La vida del fiel cristiano, a ejemplo de Abrahán, no es más que valiente carrera hacia la morada que Dios Nuestro Señor le ha destinado. Nos es, pues, menester dar de mano a cuanto embaraza la marcha y no volver la vista atrás. Severa en esta doctrina, pero a poco que reflexionemos sobre los peligros que aquí asedian al hombre caído, sobre la experiencia repetida por cada uno de nosotros, dejaremos de maravillarnos de que el Señor haga estribar como condición esencial de nuestra salvación en la renuncia de nosotros mismos. Por otra parte, ¿somos bastante cuerdos y valientes para dejar de convencernos, que nos conviene, que dejemos a Dios ordene nuestra vida en vez de disponerla a nuestro placer? Y, por fin, sean cualesquiera nuestras reclamaciones y resistencias, Dios es nuestro dueño, y si nos deja la libertad de resistir o de seguirle, no está dispuesto a abdicar, a renunciar sus derechos. Nuestra negativa a obedecerle compete a solo nosotros.
Libre era Abrahán al oír el divino llamamiento de quedarse en Caldea y no emprender la emigración que desarraigaba su existencia terrestre. Dios, entonces escogerá a otro hombre a quien devolverá el honor de ser el padre del pueblo elegido y abuelo del Mesías. Estas substituciones son frecuentes en el campo de la gracia. Por el hecho de que un alma rehusa la salvación no hay motivo de creer que por eso pierda el cielo ni uno solo de sus escogidos. Dios, menospreciado por aquel a quien se dignara llamar, se vuelve a otro que le será más dócil.
La vida cristiana se desarrolla enteramente en esta absoluta dependencia llevada a cabo hasta el fin. En primer lugar el espíritu de sumisión retrae al alma del pecado y de la muerte en que languidecía. De la neblina de Caldea la transporta a la tierra prometida, y, después de encaminada el alma en el recto camino, temiendo su caída, la mantiene en contínuo ejercicio por los sacrificios que la exige. Aquí vemos también como luz y guía el ejemplo de Abrahán. Este ilustre amigo de Dios recibe en recompensa la promesa más estupenda; un hijo es la prenda de ella, y sin mucho tardar, para sondear el corazón del santo Patriarca, Dios mismo le manda inmolar a ese hijo en que se cifraban todas sus esperanzas.

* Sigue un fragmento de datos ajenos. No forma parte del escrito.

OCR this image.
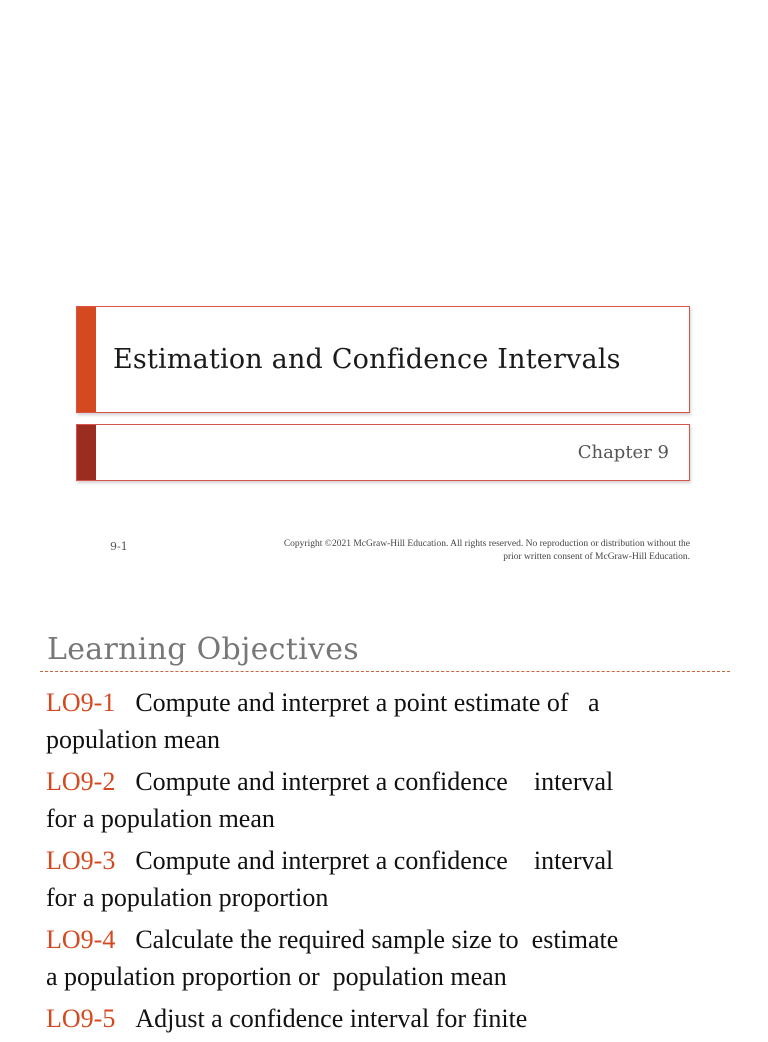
Estimation and Confidence Intervals
Chapter 9
9-1	Copyright ©2021 McGraw-Hill Education. All rights reserved. No reproduction or distribution without the
prior written consent of McGraw-Hill Education.
Learning Objectives
LO9-1 Compute and interpret a point estimate of   a
population mean
LO9-2 Compute and interpret a confidence    interval
for a population mean
LO9-3 Compute and interpret a confidence    interval
for a population proportion
LO9-4 Calculate the required sample size to  estimate
a population proportion or  population mean
LO9-5 Adjust a confidence interval for finite
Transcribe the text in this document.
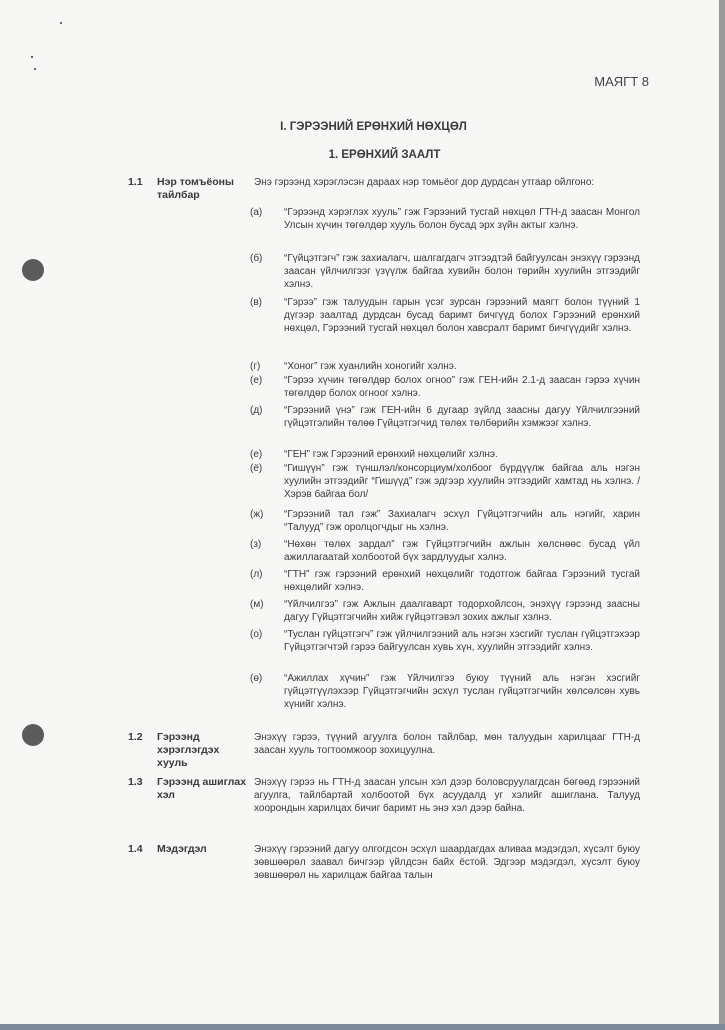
МАЯГТ 8
I. ГЭРЭЭНИЙ ЕРӨНХИЙ НӨХЦӨЛ
1. ЕРӨНХИЙ ЗААЛТ
1.1 Нэр томъёоны тайлбар
Энэ гэрээнд хэрэглэсэн дараах нэр томьёог дор дурдсан утгаар ойлгоно:
(а)	“Гэрээнд хэрэглэх хууль” гэж Гэрээний тусгай нөхцөл ГТН-д заасан Монгол Улсын хүчин төгөлдөр хууль болон бусад эрх зүйн актыг хэлнэ.
(б)	“Гүйцэтгэгч” гэж захиалагч, шалгагдагч этгээдтэй байгуулсан энэхүү гэрээнд заасан үйлчилгээг үзүүлж байгаа хувийн болон төрийн хуулийн этгээдийг хэлнэ.
(в)	“Гэрээ” гэж талуудын гарын үсэг зурсан гэрээний маягт болон түүний 1 дүгээр заалтад дурдсан бусад баримт бичгүүд болох Гэрээний ерөнхий нөхцөл, Гэрээний тусгай нөхцөл болон хавсралт баримт бичгүүдийг хэлнэ.
(г)	“Хоног” гэж хуанлийн хоногийг хэлнэ.
(е)	“Гэрээ хүчин төгөлдөр болох огноо” гэж ГЕН-ийн 2.1-д заасан гэрээ хүчин төгөлдөр болох огноог хэлнэ.
(д)	“Гэрээний үнэ” гэж ГЕН-ийн 6 дугаар зүйлд заасны дагуу Үйлчилгээний гүйцэтгэлийн төлөө Гүйцэтгэгчид төлөх төлбөрийн хэмжээг хэлнэ.
(е)	“ГЕН” гэж Гэрээний ерөнхий нөхцөлийг хэлнэ.
(ё)	“Гишүүн” гэж түншлэл/консорциум/холбоог бүрдүүлж байгаа аль нэгэн хуулийн этгээдийг “Гишүүд” гэж эдгээр хуулийн этгээдийг хамтад нь хэлнэ. /Хэрэв байгаа бол/
(ж)	“Гэрээний тал гэж” Захиалагч эсхүл Гүйцэтгэгчийн аль нэгийг, харин “Талууд” гэж оролцогчдыг нь хэлнэ.
(з)	“Нөхөн төлөх зардал” гэж Гүйцэтгэгчийн ажлын хөлснөөс бусад үйл ажиллагаатай холбоотой бүх зардлуудыг хэлнэ.
(л)	“ГТН” гэж гэрээний ерөнхий нөхцөлийг тодотгож байгаа Гэрээний тусгай нөхцөлийг хэлнэ.
(м)	“Үйлчилгээ” гэж Ажлын даалгаварт тодорхойлсон, энэхүү гэрээнд заасны дагуу Гүйцэтгэгчийн хийж гүйцэтгэвэл зохих ажлыг хэлнэ.
(о)	“Туслан гүйцэтгэгч” гэж үйлчилгээний аль нэгэн хэсгийг туслан гүйцэтгэхээр Гүйцэтгэгчтэй гэрээ байгуулсан хувь хүн, хуулийн этгээдийг хэлнэ.
(ө)	“Ажиллах хүчин” гэж Үйлчилгээ буюу түүний аль нэгэн хэсгийг гүйцэтгүүлэхээр Гүйцэтгэгчийн эсхүл туслан гүйцэтгэгчийн хөлсөлсөн хувь хүнийг хэлнэ.
1.2 Гэрээнд хэрэглэгдэх хууль
Энэхүү гэрээ, түүний агуулга болон тайлбар, мөн талуудын харилцааг ГТН-д заасан хууль тогтоомжоор зохицуулна.
1.3 Гэрээнд ашиглах хэл
Энэхүү гэрээ нь ГТН-д заасан улсын хэл дээр боловсруулагдсан бөгөөд гэрээний агуулга, тайлбартай холбоотой бүх асуудалд уг хэлийг ашиглана. Талууд хоорондын харилцах бичиг баримт нь энэ хэл дээр байна.
1.4 Мэдэгдэл	Энэхүү гэрээний дагуу олгогдсон эсхүл шаардагдах аливаа мэдэгдэл, хүсэлт буюу зөвшөөрөл заавал бичгээр үйлдсэн байх ёстой. Эдгээр мэдэгдэл, хүсэлт буюу зөвшөөрөл нь харилцаж байгаа талын
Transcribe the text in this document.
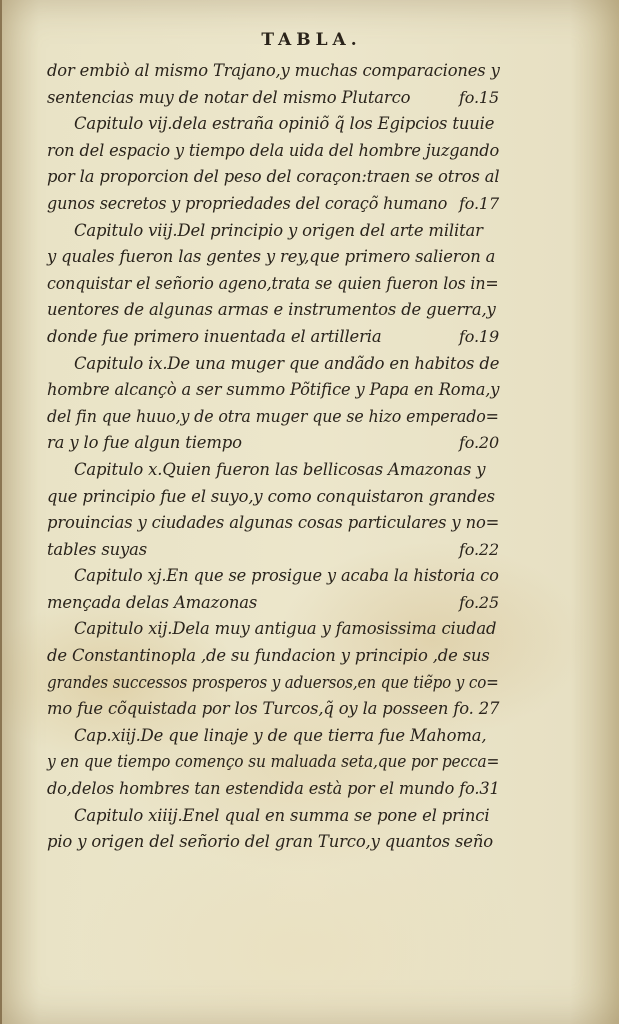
TABLA.
dor embiò al mismo Trajano,y muchas comparaciones y
sentencias muy de notar del mismo Plutarco	fo.15
Capitulo vij.dela estraña opiniõ q̃ los Egipcios tuuie
ron del espacio y tiempo dela uida del hombre juzgando
por la proporcion del peso del coraçon:traen se otros al
gunos secretos y propriedades del coraçõ humano fo.17
Capitulo viij.Del principio y origen del arte militar
y quales fueron las gentes y rey,que primero salieron a
conquistar el señorio ageno,trata se quien fueron los in=
uentores de algunas armas e instrumentos de guerra,y
donde fue primero inuentada el artilleria	fo.19
Capitulo ix.De una muger que andãdo en habitos de
hombre alcançò a ser summo Põtifice y Papa en Roma,y
del fin que huuo,y de otra muger que se hizo emperado=
ra y lo fue algun tiempo	fo.20
Capitulo x.Quien fueron las bellicosas Amazonas y
que principio fue el suyo,y como conquistaron grandes
prouincias y ciudades algunas cosas particulares y no=
tables suyas	fo.22
Capitulo xj.En que se prosigue y acaba la historia co
mençada delas Amazonas	fo.25
Capitulo xij.Dela muy antigua y famosissima ciudad
de Constantinopla ,de su fundacion y principio ,de sus
grandes successos prosperos y aduersos,en que tiẽpo y co=
mo fue cõquistada por los Turcos,q̃ oy la posseen fo. 27
Cap.xiij.De que linaje y de que tierra fue Mahoma,
y en que tiempo començo su maluada seta,que por pecca=
do,delos hombres tan estendida està por el mundo fo.31
Capitulo xiiij.Enel qual en summa se pone el princi
pio y origen del señorio del gran Turco,y quantos seño
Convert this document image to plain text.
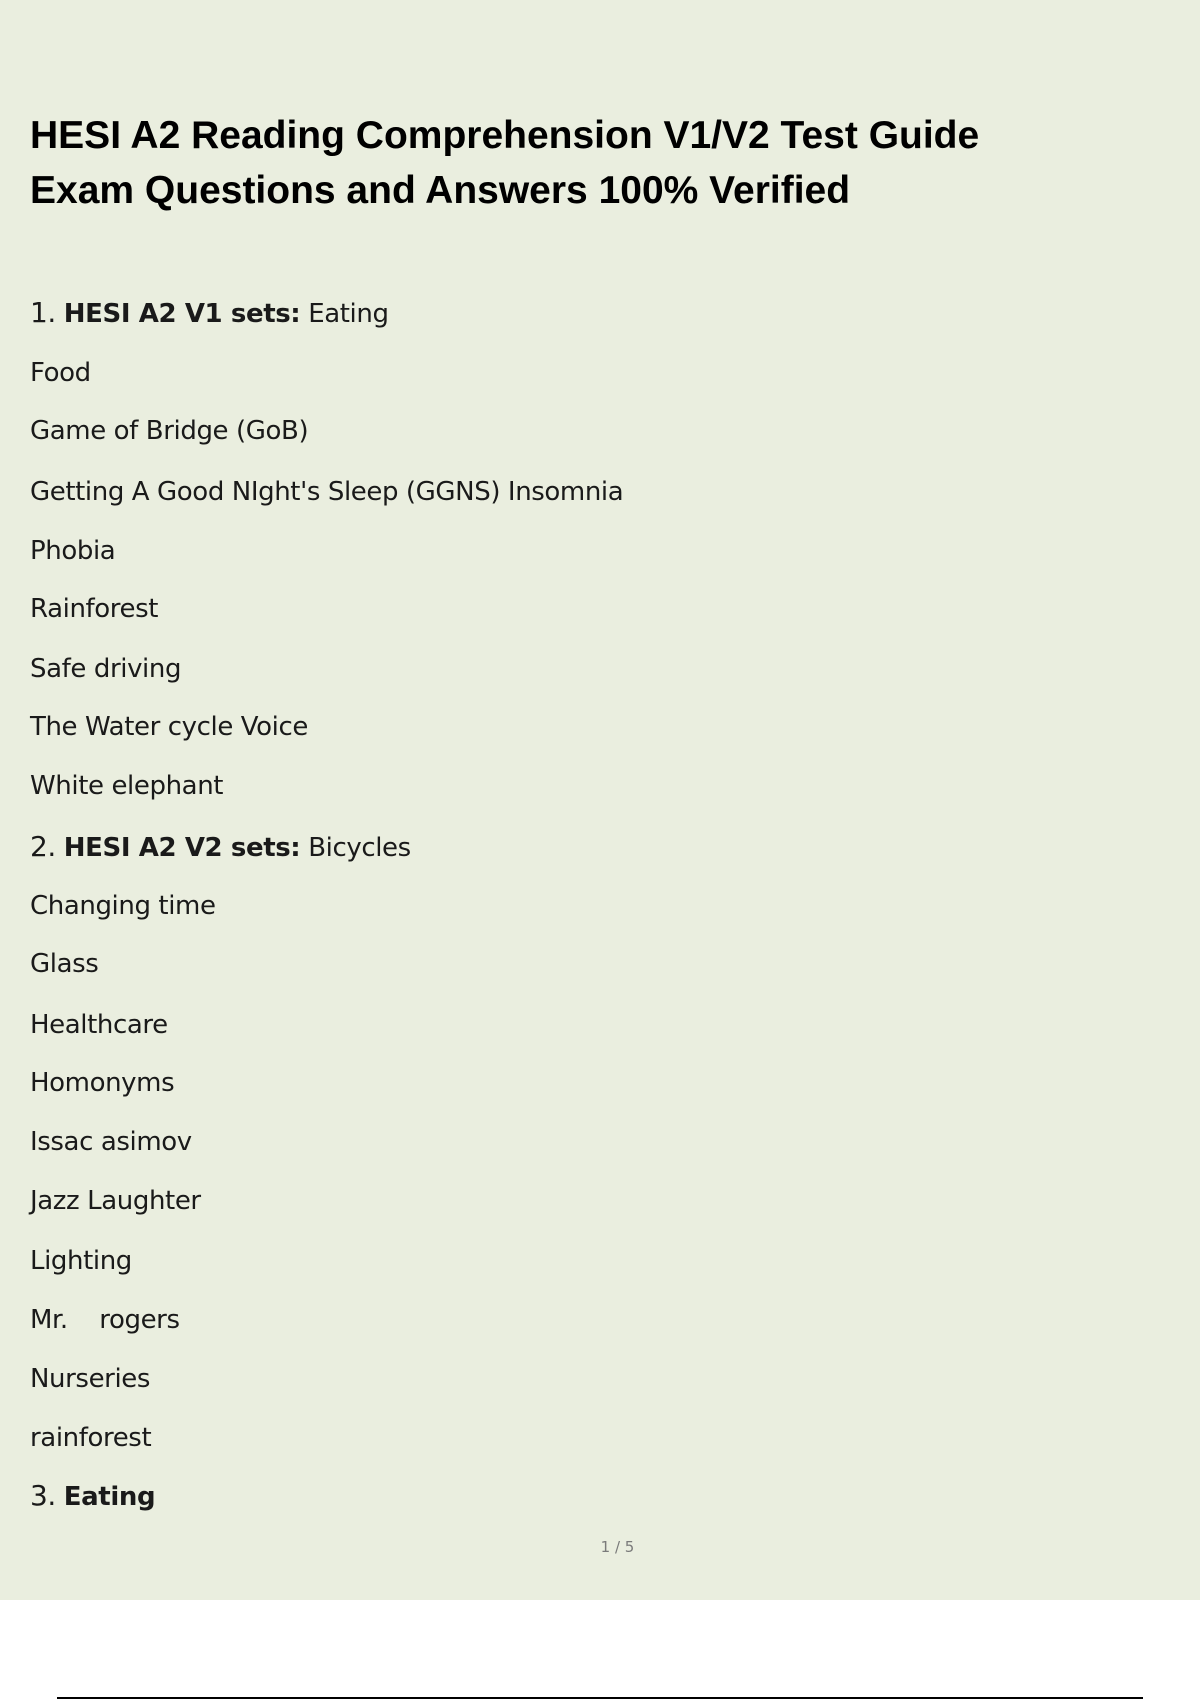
HESI A2 Reading Comprehension V1/V2 Test Guide
Exam Questions and Answers 100% Verified
1. HESI A2 V1 sets: Eating
Food
Game of Bridge (GoB)
Getting A Good NIght's Sleep (GGNS) Insomnia
Phobia
Rainforest
Safe driving
The Water cycle Voice
White elephant
2. HESI A2 V2 sets: Bicycles
Changing time
Glass
Healthcare
Homonyms
Issac asimov
Jazz Laughter
Lighting
Mr.    rogers
Nurseries
rainforest
3. Eating
1 / 5
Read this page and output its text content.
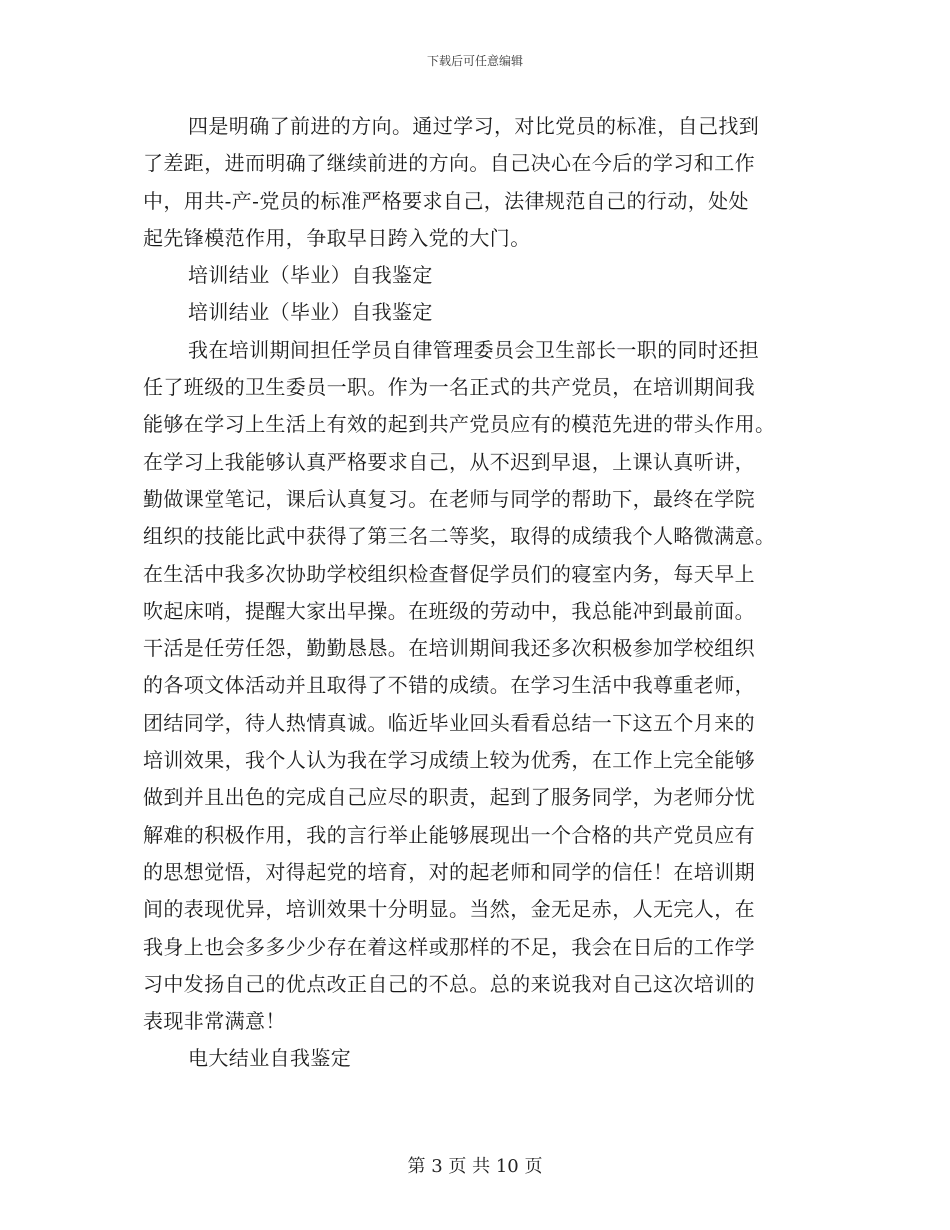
下载后可任意编辑
四是明确了前进的方向。通过学习，对比党员的标准，自己找到
了差距，进而明确了继续前进的方向。自己决心在今后的学习和工作
中，用共-产-党员的标准严格要求自己，法律规范自己的行动，处处
起先锋模范作用，争取早日跨入党的大门。
培训结业（毕业）自我鉴定
培训结业（毕业）自我鉴定
我在培训期间担任学员自律管理委员会卫生部长一职的同时还担
任了班级的卫生委员一职。作为一名正式的共产党员，在培训期间我
能够在学习上生活上有效的起到共产党员应有的模范先进的带头作用。
在学习上我能够认真严格要求自己，从不迟到早退，上课认真听讲，
勤做课堂笔记，课后认真复习。在老师与同学的帮助下，最终在学院
组织的技能比武中获得了第三名二等奖，取得的成绩我个人略微满意。
在生活中我多次协助学校组织检查督促学员们的寝室内务，每天早上
吹起床哨，提醒大家出早操。在班级的劳动中，我总能冲到最前面。
干活是任劳任怨，勤勤恳恳。在培训期间我还多次积极参加学校组织
的各项文体活动并且取得了不错的成绩。在学习生活中我尊重老师，
团结同学，待人热情真诚。临近毕业回头看看总结一下这五个月来的
培训效果，我个人认为我在学习成绩上较为优秀，在工作上完全能够
做到并且出色的完成自己应尽的职责，起到了服务同学，为老师分忧
解难的积极作用，我的言行举止能够展现出一个合格的共产党员应有
的思想觉悟，对得起党的培育，对的起老师和同学的信任！在培训期
间的表现优异，培训效果十分明显。当然，金无足赤，人无完人，在
我身上也会多多少少存在着这样或那样的不足，我会在日后的工作学
习中发扬自己的优点改正自己的不总。总的来说我对自己这次培训的
表现非常满意！
电大结业自我鉴定
第 3 页 共 10 页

SALIR DEL MAL. — Tal es el destino del hombre en la tierra. Para salir del mal es menester hacer esfuerzos contra nosotros mismos, y la perseverancia en el bien supone reiteradas luchas. Levantemos, pues, los ojos a las colinas eternas, y a ejemplo de Abrahán, consideremos la morada de este mundo como tienda levantada para un día. El Salvador ha dicho: "No he venido a traer la paz en la tierra, sino la espada; he venido a separar, a dividir" ( S. Mat., X, 34). Debemos, contar, por supuesto, con la prueba; y ya que nos la impone Aquel que nos amó hasta el extremo de hacerse nuestro semejante, reconozcamos que nos es saludable. También El dijo: "Donde está tu tesoro, allí está tu corazón" (S. Mat., X, 34). ¿Podemos, oh cristianos, tener nuestro tesoro en esta tierra inferior a nosotros? No puede ser. Nuestro tesoro, por tanto, está más arriba. ¿Qué mano de hombre nos lo podrá arrebatar?
Tales pensamientos se nos brindan a nuestra consideración estos últimos días que preceden a la santa Cuaresma. Hay, pues, que purificar nuestro corazón y hacer que aspire a Dios. Pidamos llegue a nosotros el reino de Dios, y a los ciegas pecadores, piedras, que la poderosa misericordia del Señor, puede transformar en hijos de Abrahán, si le place. Lo realiza todos los días; por ventura lo hizo con nosotros que, "después de haber estado lejos, estamos ahora adheridos a Dios en la sangre de Jesucristo" (Eph; II, 13).